YouTube's $60B revenue revealed amid paid subscriber push
Acquisition and Strategic Value
- Many recall thinking Google overpaid for YouTube; with ~$60B annual revenue now, it’s widely seen as one of the best tech acquisitions ever.
- Several argue the “magic” was not the site alone but Google’s infra, ad stack, and cash, plus good post‑acquisition decisions (creator rev share, music rights).
- Others note it wasn’t inevitable: YouTube lost money for years and needed heavy, sustained investment (bandwidth, peering, data centers).
Comparisons to Other Big Acquisitions
- Instagram is cited as another “looked overpriced, turned out cheap” deal; Meta turned fast-growing apps into $100B+ businesses with scale, infra, and ad systems.
- WhatsApp is more debated: unclear direct revenue vs. very high data/strategic value; some see it as Western‑WeChat that Meta never fully executed on.
Costs, Profitability, and Netflix Comparison
- Multiple commenters say revenue alone is misleading; they want to know YouTube’s true P&L given decades of infra spend.
- Some suggest YouTube’s value to Google might be broader than stand‑alone profit (ecosystem lock‑in, ads platform).
- Netflix comparison is contested:
- Netflix: smaller catalog, heavy content production/licensing costs, easier caching.
- YouTube: free content inflow but pays ~55% of ad revenue to creators; massive processing, storage, and personalization at global scale.
Infrastructure and Scaling
- Discussion of Google’s highly efficient data centers (low PUE), custom hardware, and global caching as key to making YouTube economically viable.
- Local caching for ISPs (Google Global Cache / “Bandaid”) is described as crucial to reducing bandwidth costs and latency.
Product, UX, and “Enshittification”
- Many complain YouTube’s web UX is slow, cluttered, and regressing (playlist saving, broken search without history, confusing buttons, short‑form/AI slop).

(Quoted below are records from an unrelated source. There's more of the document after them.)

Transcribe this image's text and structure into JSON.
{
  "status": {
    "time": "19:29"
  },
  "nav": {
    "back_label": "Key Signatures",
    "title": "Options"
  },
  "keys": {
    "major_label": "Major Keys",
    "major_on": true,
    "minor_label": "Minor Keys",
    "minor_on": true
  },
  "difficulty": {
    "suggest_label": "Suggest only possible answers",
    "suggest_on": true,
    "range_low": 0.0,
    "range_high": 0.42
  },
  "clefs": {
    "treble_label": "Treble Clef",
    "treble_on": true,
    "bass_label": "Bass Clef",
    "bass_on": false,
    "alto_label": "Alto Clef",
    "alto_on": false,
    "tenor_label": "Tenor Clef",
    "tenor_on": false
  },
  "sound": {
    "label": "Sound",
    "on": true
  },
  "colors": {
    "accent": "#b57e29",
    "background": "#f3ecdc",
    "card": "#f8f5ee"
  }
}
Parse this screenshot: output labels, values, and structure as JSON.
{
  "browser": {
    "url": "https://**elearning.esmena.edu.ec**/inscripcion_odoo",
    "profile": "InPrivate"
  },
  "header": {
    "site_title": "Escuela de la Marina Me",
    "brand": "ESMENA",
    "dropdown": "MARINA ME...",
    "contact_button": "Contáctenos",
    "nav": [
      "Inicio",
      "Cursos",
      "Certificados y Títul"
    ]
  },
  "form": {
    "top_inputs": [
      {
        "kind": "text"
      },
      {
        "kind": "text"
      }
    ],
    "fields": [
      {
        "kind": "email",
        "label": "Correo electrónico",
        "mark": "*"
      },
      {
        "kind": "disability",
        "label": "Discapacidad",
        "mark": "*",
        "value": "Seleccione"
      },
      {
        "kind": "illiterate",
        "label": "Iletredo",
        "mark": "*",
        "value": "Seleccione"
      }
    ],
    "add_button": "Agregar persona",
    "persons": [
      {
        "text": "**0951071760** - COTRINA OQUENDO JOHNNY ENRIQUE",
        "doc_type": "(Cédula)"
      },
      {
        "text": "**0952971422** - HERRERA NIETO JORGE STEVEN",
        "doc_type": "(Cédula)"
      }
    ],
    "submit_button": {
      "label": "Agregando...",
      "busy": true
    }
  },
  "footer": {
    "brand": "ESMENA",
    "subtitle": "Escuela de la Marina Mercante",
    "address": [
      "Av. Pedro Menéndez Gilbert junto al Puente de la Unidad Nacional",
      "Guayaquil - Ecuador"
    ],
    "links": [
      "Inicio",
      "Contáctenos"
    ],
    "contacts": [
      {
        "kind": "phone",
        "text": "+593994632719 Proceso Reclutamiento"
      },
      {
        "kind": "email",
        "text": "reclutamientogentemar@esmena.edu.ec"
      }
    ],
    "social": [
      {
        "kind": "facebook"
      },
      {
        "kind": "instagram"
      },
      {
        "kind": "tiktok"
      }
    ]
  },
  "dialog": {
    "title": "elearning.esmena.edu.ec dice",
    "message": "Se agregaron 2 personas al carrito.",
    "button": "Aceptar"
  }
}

- Some see feed quality as mostly user‑driven; others report inexplicable irrelevant content.
- TikTok’s recommendation and UI are often judged superior—faster learning, segmented “For You” feeds, and more responsive personalization.
Subscriptions, Ads, and User Behavior
- Confusion around the article’s “325 million” figure; commenters clarify it’s subscriptions across Google services, not $325M revenue.
- Debate over paying for Premium vs. using ad blockers:
- Some happily pay, citing huge educational/entertainment value, background play, mobile/TV usage, and supporting creators.
- Others see YouTube as heavily “enshittified,” refuse to pay, and rely on blockers, alternative clients, or downloading.
- A few note the perverse but lucrative model: advertisers pay to show ads; users pay to avoid them.